About 9,000 mt (megatonnes) of Iranian-origin butadiene is expected to arrive in the Far East by mid-August. The first parcel of 4,500 mt is to be delivered to an end-user by end-July. The second cargo, also with a volume of 4,500 mt is to be delivered to South Korea shores by mid-August.
The Japanese trader who bought a 2,000 mt cargo from Thailand's Bangkok Synthetics Co. Ltd last Friday (18 July) subsequently offered it into South Korea and Taiwan at $1,600/mt on a CFR (cost and freight) basis. Several trade sources said that a 4,000 mt tender, for early August loading, expected to be allotted by India's Reliance Industries this Friday (25 July) is also expected to head either to Taiwan or South Korea.
End-users in the region are now entering into negotiations for European-origin butadiene cargoes. An acrylonitrile-butadiene-styrene manufacturer in China was heard to be currently negotiating a European-origin 3,000-4,000 mt butadiene cargo this week. "We are still negotiating," the end-user said Wednesday (23 July).
The rise in demand for imported butadiene cargoes was reflected in data released late Tuesday (22 July) by China's General Administration of Customs showing that imports of butadiene in June more than tripled from the previous month to 14,399 mt.
However, downstream manufacturers are not finding enough cargoes to run their plants at full rates. China's Ningbo LG Yongxing Chemical has lowered the operating rate of its 700,000 mt/year ABS plant at Ningbo to 75% of capacity from more than 80% at the start of July, on butadiene shortage.
The prime reason for the sudden demand for imported cargoes in the Far East is the turnaround season that began in early July and is expected to last until September. Taiwan's CPC shut its No. 4 naphtha-fed steam cracker in Linyuan for a two-week maintenance in early July, sources said.

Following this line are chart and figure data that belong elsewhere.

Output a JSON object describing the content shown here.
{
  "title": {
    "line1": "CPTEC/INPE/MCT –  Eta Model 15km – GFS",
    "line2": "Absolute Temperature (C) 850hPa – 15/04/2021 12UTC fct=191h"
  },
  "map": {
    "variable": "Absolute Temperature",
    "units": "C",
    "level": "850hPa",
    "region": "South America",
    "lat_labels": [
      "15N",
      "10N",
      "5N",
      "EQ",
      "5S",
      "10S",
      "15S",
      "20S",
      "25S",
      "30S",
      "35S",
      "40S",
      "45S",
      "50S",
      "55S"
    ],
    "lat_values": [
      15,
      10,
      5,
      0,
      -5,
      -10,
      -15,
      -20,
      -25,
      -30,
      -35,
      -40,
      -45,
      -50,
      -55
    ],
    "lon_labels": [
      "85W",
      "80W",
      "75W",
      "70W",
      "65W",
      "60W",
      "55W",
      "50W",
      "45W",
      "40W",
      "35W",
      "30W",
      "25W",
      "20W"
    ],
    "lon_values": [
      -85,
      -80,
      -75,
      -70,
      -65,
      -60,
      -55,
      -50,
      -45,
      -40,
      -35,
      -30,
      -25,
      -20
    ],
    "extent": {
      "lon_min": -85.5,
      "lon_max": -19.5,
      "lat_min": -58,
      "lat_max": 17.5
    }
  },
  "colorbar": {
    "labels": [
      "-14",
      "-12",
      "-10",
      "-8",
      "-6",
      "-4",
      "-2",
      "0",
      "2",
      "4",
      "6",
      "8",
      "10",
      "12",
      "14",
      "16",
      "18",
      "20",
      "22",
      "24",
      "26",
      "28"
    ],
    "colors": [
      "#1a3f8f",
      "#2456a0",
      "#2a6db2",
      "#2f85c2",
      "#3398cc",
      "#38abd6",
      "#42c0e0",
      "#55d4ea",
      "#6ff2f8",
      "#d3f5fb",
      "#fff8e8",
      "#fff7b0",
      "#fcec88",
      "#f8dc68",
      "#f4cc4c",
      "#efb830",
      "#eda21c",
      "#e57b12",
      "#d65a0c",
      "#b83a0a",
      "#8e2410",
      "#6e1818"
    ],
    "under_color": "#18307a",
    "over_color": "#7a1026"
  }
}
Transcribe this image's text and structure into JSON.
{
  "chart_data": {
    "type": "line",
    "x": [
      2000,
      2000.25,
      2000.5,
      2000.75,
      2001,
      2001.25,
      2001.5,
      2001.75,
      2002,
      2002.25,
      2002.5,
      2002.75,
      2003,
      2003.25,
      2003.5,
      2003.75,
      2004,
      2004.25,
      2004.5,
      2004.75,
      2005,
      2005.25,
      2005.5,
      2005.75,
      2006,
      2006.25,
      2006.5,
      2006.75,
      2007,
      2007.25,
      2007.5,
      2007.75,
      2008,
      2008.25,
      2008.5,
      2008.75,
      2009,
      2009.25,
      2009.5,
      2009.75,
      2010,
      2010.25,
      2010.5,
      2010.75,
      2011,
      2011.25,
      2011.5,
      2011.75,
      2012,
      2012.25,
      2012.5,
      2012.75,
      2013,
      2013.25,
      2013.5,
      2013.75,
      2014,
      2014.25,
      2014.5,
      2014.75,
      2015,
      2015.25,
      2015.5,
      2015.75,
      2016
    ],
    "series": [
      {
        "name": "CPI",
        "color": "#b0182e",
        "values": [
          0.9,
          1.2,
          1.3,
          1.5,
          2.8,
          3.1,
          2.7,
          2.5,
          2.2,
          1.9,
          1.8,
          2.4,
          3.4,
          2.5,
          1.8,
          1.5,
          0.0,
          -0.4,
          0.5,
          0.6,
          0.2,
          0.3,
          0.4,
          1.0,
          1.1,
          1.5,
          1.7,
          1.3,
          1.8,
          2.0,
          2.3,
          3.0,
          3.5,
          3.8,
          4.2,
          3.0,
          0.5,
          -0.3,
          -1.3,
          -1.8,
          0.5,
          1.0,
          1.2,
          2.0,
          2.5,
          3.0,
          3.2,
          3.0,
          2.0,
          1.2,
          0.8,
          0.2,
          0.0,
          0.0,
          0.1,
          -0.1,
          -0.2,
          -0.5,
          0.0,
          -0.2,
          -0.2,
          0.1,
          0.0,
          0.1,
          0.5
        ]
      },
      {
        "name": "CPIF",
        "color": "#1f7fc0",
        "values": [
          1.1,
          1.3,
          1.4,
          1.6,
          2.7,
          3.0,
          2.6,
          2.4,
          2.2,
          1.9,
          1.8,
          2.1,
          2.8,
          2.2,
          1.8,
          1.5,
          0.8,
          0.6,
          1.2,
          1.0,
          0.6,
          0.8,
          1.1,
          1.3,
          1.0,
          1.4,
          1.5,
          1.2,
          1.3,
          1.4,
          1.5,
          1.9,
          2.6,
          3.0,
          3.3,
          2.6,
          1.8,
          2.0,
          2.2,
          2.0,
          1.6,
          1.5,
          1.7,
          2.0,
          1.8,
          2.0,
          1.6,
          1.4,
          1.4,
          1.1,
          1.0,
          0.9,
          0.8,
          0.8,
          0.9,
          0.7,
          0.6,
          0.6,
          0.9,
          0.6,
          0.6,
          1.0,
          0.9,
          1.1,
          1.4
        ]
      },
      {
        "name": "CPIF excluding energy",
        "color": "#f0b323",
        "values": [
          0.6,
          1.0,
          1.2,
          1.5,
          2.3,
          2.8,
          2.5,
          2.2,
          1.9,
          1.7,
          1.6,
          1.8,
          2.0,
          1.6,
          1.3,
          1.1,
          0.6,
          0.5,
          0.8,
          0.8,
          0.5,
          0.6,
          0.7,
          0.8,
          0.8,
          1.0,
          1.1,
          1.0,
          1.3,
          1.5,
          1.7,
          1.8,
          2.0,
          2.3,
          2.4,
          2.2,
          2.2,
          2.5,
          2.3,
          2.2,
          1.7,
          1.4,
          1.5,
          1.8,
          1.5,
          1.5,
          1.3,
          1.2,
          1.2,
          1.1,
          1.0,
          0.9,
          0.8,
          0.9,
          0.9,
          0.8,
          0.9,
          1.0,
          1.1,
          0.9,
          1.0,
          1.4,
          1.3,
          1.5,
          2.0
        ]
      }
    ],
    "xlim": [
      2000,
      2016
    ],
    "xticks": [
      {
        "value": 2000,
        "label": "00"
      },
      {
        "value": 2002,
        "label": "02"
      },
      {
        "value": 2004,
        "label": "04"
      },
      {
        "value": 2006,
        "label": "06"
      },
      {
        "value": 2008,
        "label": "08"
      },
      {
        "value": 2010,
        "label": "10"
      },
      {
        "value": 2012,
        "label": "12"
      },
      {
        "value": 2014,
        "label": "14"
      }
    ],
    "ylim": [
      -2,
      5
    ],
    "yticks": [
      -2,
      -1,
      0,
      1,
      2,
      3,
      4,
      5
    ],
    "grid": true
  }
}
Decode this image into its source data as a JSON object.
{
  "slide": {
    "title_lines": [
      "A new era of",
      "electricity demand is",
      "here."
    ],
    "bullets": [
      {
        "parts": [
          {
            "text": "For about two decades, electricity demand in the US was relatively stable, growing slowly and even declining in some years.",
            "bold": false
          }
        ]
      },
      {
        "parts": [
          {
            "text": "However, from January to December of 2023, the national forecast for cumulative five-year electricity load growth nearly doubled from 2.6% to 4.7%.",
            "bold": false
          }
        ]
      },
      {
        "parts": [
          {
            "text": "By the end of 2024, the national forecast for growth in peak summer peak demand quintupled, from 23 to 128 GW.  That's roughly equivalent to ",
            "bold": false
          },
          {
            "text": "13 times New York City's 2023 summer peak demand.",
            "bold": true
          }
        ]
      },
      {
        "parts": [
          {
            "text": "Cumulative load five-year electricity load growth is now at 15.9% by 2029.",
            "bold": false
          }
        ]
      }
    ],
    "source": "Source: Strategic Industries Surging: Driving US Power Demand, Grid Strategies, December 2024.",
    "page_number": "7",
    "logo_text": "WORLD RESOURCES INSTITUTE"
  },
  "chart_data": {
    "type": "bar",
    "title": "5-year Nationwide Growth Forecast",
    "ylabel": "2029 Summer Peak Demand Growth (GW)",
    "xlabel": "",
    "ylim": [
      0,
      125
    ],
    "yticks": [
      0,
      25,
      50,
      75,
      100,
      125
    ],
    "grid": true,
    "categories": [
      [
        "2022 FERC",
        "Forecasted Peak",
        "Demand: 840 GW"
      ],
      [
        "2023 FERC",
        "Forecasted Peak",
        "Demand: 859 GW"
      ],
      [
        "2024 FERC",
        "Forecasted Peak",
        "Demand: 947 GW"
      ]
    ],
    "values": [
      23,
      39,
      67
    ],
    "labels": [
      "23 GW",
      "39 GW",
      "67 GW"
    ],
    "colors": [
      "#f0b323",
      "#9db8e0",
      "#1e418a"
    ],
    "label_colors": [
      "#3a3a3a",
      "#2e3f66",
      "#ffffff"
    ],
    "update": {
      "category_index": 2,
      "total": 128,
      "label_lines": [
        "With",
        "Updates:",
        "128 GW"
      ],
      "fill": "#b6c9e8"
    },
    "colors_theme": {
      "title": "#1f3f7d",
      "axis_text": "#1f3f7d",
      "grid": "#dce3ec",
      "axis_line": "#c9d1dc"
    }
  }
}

The cracker can produce 380,000 mt/year of ethylene, 193,000 mt/year of propylene and 90,000 mt/year of butadiene. However, CPC's No. 5 naphtha-fed steam cracker at Kaohsiung, which can produce 500,000 mt/year of ethylene, 250,000 mt/year of propylene and 80,000 mt/year of butadiene continues to remain shut.
Taiwan's Formosa also plans to shut its No. 3 naphtha-fed steam cracker in Mailiao from 15 August for 45 days of annual maintenance. The No. 3 steam cracker is able to produce 1.2 million mt/year of ethylene, 600,000 mt/year of propylene and 180,000 mt/year of butadiene.
In South Korea, Yeochun NCC will slash the operating rate of its 240,000 mt/year butadiene plant at Yeosu in mid-September to 80% from near 100% currently, a company source said Tuesday (22 July). The company has three naphtha-fed steam crackers at Yeosu. It plans to shut its No. 3 cracker mid-September for a month long annual maintenance, the source said.
The cracker is able to produce 450,000 mt/year of ethylene, 230,000 mt/year of propylene and 150,000 mt/year of crude C-4 feedstock. YNCC supplies crude C-4 feedstock to the butadiene plant from the No.3 steam cracker.
Further, the use of LPG as a feedstock instead of naphtha in most of the crackers in South Korea has considerably reduced the butadiene yield, a South Korean producer said.
"Considering the high demand for butadiene, we want to raise production but we cannot considering we already have a long-term contract for LPG and are forced to use it as a feedstock," a South Korean producer said.